What I find particularly interesting about Dark Familiar is the way that Shirley’s layering of cosmic significance over earthly landscapes invests those landscapes with significance and trivializes them at the same time. In the book’s first poem, “The Star’s Etruscan Argument,” a casino floor becomes a microcosm of the universe, and the speaker of the poem, watching from above, becomes a God-like figure:

How quickly
smoke swirling from a hundred cigarettes dissolves

above their heads: invisible systems at work, & God
not looking out for any of us from the inverted
domes in the ceiling that watch & record everything.

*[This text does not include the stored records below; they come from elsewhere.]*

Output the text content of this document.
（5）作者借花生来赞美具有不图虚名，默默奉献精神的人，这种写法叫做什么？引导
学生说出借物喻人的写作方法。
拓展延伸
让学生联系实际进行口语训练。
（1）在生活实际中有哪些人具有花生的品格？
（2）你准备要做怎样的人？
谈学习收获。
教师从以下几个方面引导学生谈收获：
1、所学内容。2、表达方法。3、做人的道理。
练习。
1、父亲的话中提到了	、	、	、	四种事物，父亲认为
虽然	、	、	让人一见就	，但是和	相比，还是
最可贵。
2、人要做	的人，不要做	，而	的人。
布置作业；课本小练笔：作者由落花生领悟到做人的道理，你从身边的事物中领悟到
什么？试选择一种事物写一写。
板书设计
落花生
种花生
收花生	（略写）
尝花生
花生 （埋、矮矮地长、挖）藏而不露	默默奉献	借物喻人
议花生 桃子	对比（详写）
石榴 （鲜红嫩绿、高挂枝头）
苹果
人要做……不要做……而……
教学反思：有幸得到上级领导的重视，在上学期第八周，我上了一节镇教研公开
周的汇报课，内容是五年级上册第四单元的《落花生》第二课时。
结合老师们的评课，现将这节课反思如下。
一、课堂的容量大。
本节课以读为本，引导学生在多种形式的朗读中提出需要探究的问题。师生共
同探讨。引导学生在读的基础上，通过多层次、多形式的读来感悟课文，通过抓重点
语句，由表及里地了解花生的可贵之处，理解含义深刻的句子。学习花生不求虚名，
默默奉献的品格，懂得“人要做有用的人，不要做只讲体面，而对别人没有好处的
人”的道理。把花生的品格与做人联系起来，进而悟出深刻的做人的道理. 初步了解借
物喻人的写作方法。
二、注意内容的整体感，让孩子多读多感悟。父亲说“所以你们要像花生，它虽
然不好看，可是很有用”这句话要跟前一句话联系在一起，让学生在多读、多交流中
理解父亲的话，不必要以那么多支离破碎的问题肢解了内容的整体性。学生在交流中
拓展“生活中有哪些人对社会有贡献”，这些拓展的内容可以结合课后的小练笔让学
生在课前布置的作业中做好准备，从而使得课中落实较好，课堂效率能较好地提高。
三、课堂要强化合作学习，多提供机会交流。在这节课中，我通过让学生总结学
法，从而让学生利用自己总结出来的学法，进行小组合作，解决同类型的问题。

A few poems later, in “Phantom Pain,” the casino is refigured metaphorically as a gathering place for the dead:

…my dead
must have their own dead to find & so must disperse,
unable to remain in an assembly of my devising.
I wonder if they gather, seasonally, in a vast hall,
the air filtered into fake euphoria, like a casino’s,
a serried music of wealth urging them to wager more,
& on the great window a pale outline of bones.


The speaker’s ability to shift in and out of the land of the dead recalls other famous underworld visitors—Orpheus, Odysseus, Dante—only Shirley’s underworld is not a place to which the poet travels and returns. Rather, this underworld exists in and around the daylight world, haunting the speaker in the most banal of settings.

In addition to the epigraph from Rothko, many of the poems in the book bear titles from Rothko paintings, such as “Brown, Black on Maroon,” “Blue Over Orange,” and “Purple, White and Red.” Although these poems could be read as ekphrastic responses to Rothko’s work, only one of them, “Four Darks in Red” overtly references a painting: “Along the top of the canvas a band of anthracene / that is God or the absence of God / or someone’s ingenuous belief in him.” Like Rothko’s paintings, Shirley’s poems work with color emotionally, sometimes assigning a narrative to the colors, other times setting a scene infused with an emotional approach to the color. The ekphrastic poems feel haunted, too, by beauty and by its absence. Shirley’s fresh approach to color as emotion unifies the book’s voice, making it a compelling address to the Dark Familiar, the haunting presence found in everyday life.